September 29, 2016
Miji Bell firstname.lastname@example.org; 410-230-2841
Michelle Blundell email@example.com; 202-478-6176
WASHINGTON, DC – Lutheran Immigration and Refugee Service (LIRS) applauds the arrival of the 85,000th refugee to be resettled by the Obama Administration in Fiscal Year 2016. This achievement is an important milestone in addressing the global refugee crisis and comes on the heels of the Administration’s announcement to resettle 110,000 refugees in the next fiscal year.
LIRS is one of the nine national organizations that has resettled refugees this year in partnership with local organizations and congregations. In this role, we have seen firsthand how the lives of those who have come to the United States have transformed from one filled with pain and despair to one of safety and hope.
By reaching this goal and opening our arms to the refugees who will come in the next fiscal year, we are demonstrating what it means to be American. We must continue to embrace those who have already become productive members of our communities, and show compassion to those who will have the same opportunity to come to a safe place and flee danger.
“It’s important we recognize this important moment, as the 85,000th refugee arrives in the United States. The Administration’s continued commitment to resettling refugees is a critical component of the worldwide efforts to tackle the refugee crisis. We look forward to the next year and years to come as more refugees arrive and are able to rebuild their lives in a place of safety and protection,” said Linda Hartke, president and CEO of LIRS.

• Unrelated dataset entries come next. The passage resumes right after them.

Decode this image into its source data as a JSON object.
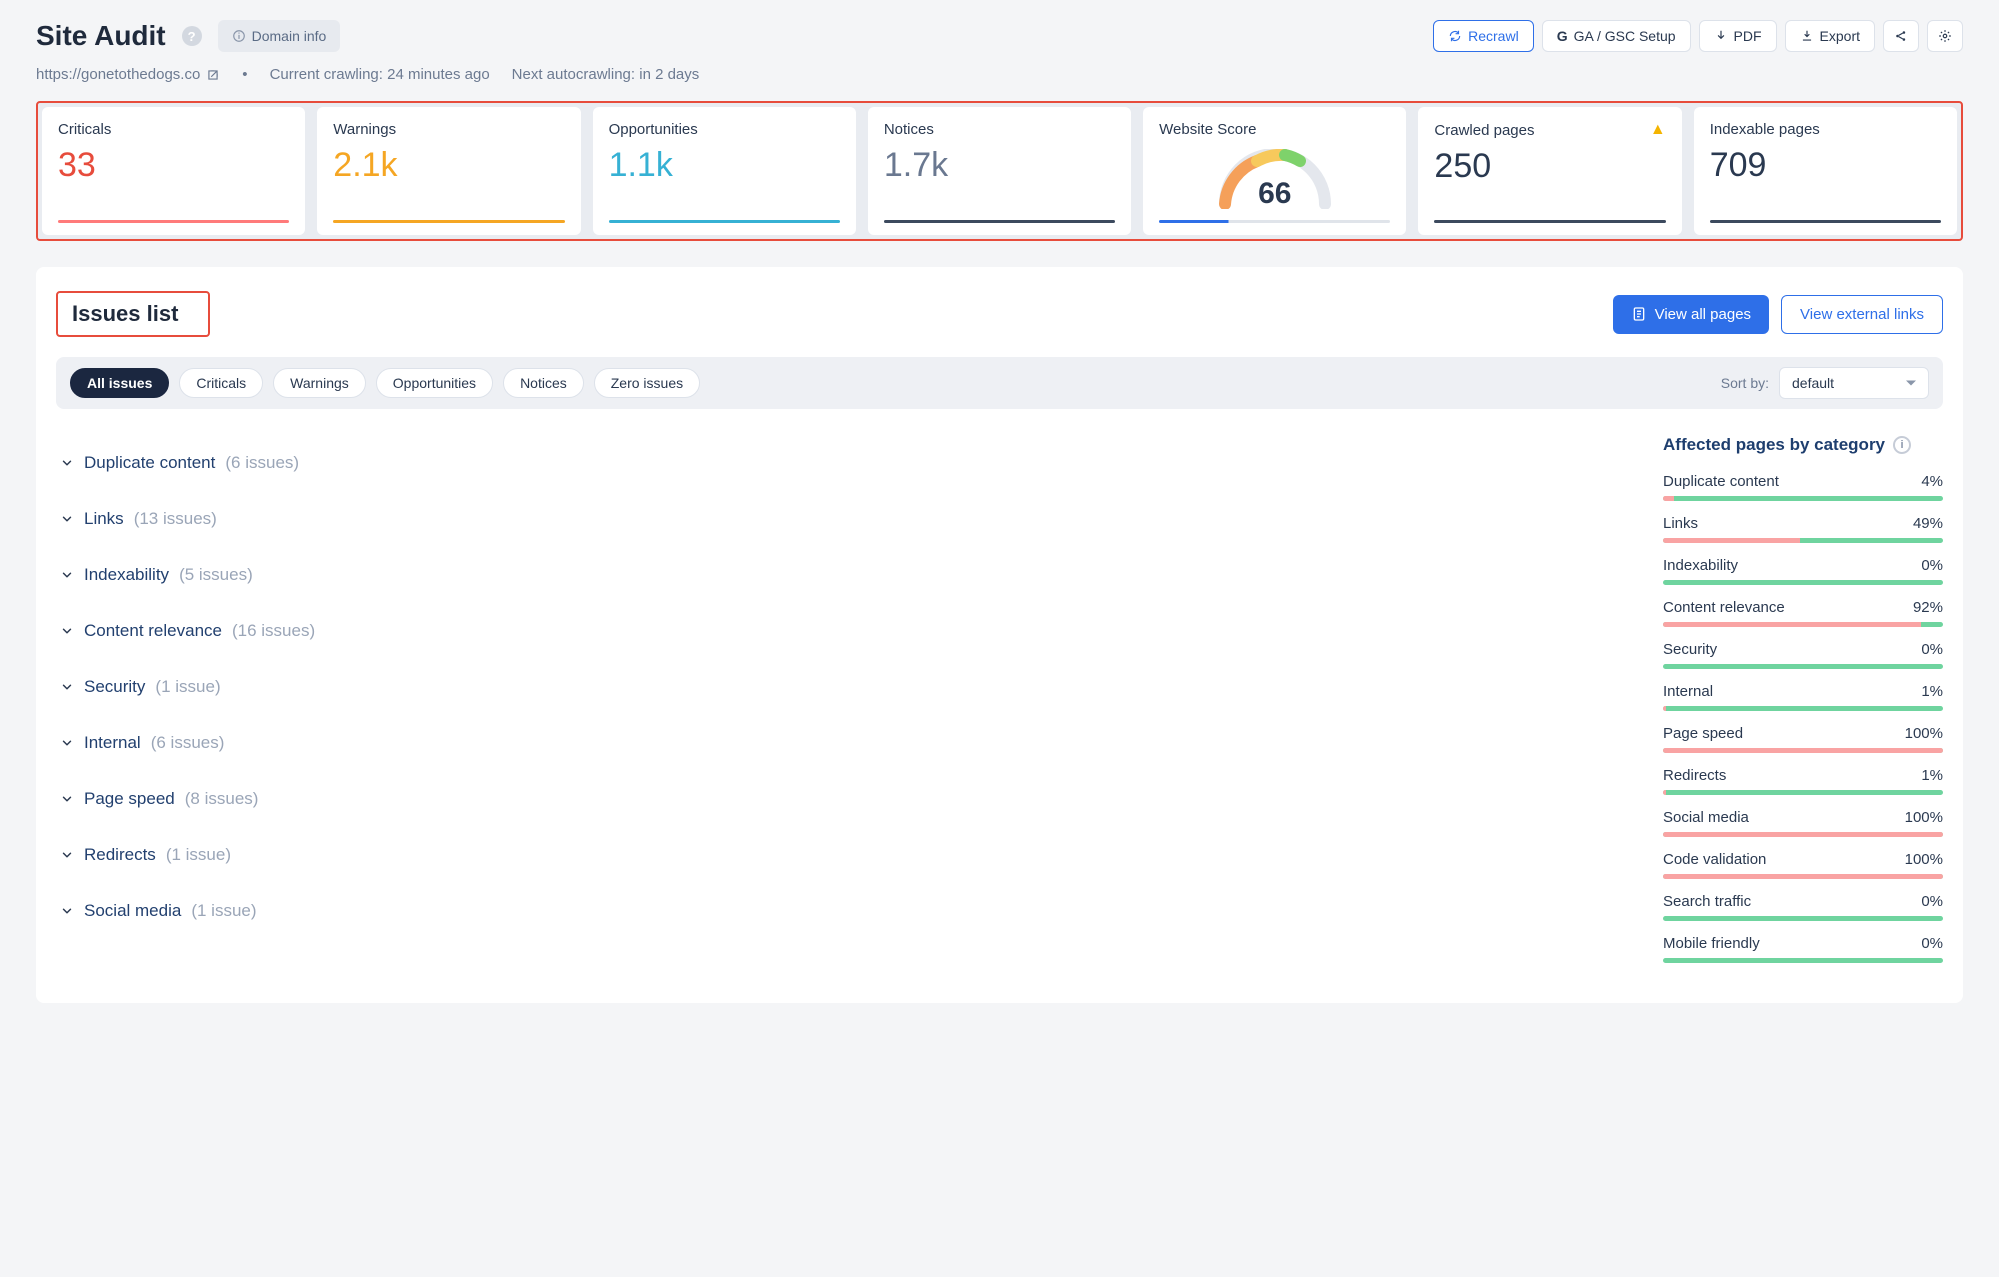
{
  "header": {
    "title": "Site Audit",
    "domain_btn": "Domain info",
    "actions": {
      "recrawl": "Recrawl",
      "gagsc": "GA / GSC Setup",
      "pdf": "PDF",
      "export": "Export"
    }
  },
  "meta": {
    "url": "https://gonetothedogs.co",
    "crawl_status": "Current crawling: 24 minutes ago",
    "next_crawl": "Next autocrawling: in 2 days"
  },
  "summary": {
    "criticals": {
      "label": "Criticals",
      "value": "33"
    },
    "warnings": {
      "label": "Warnings",
      "value": "2.1k"
    },
    "opps": {
      "label": "Opportunities",
      "value": "1.1k"
    },
    "notices": {
      "label": "Notices",
      "value": "1.7k"
    },
    "score": {
      "label": "Website Score",
      "value": "66"
    },
    "crawled": {
      "label": "Crawled pages",
      "value": "250"
    },
    "indexable": {
      "label": "Indexable pages",
      "value": "709"
    }
  },
  "issues": {
    "title": "Issues list",
    "view_all": "View all pages",
    "view_ext": "View external links",
    "filters": [
      "All issues",
      "Criticals",
      "Warnings",
      "Opportunities",
      "Notices",
      "Zero issues"
    ],
    "sort_label": "Sort by:",
    "sort_value": "default",
    "list": [
      {
        "name": "Duplicate content",
        "count": "(6 issues)"
      },
      {
        "name": "Links",
        "count": "(13 issues)"
      },
      {
        "name": "Indexability",
        "count": "(5 issues)"
      },
      {
        "name": "Content relevance",
        "count": "(16 issues)"
      },
      {
        "name": "Security",
        "count": "(1 issue)"
      },
      {
        "name": "Internal",
        "count": "(6 issues)"
      },
      {
        "name": "Page speed",
        "count": "(8 issues)"
      },
      {
        "name": "Redirects",
        "count": "(1 issue)"
      },
      {
        "name": "Social media",
        "count": "(1 issue)"
      }
    ]
  },
  "sidebar": {
    "title": "Affected pages by category",
    "categories": [
      {
        "name": "Duplicate content",
        "pct": "4%",
        "fill": 4
      },
      {
        "name": "Links",
        "pct": "49%",
        "fill": 49
      },
      {
        "name": "Indexability",
        "pct": "0%",
        "fill": 0
      },
      {
        "name": "Content relevance",
        "pct": "92%",
        "fill": 92
      },
      {
        "name": "Security",
        "pct": "0%",
        "fill": 0
      },
      {
        "name": "Internal",
        "pct": "1%",
        "fill": 1
      },
      {
        "name": "Page speed",
        "pct": "100%",
        "fill": 100
      },
      {
        "name": "Redirects",
        "pct": "1%",
        "fill": 1
      },
      {
        "name": "Social media",
        "pct": "100%",
        "fill": 100
      },
      {
        "name": "Code validation",
        "pct": "100%",
        "fill": 100
      },
      {
        "name": "Search traffic",
        "pct": "0%",
        "fill": 0
      },
      {
        "name": "Mobile friendly",
        "pct": "0%",
        "fill": 0
      }
    ]
  }
}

Founded in 1939, Lutheran Immigration and Refugee Service is the second largest refugee resettlement agency in the United States. It is nationally recognized for its leadership advocating with refugees, asylum seekers, unaccompanied children, immigrants in detention, families fractured by migration and other vulnerable populations. Through more than 75 years of service and advocacy, LIRS has helped over 500,000 migrants and refugees rebuild their lives in America.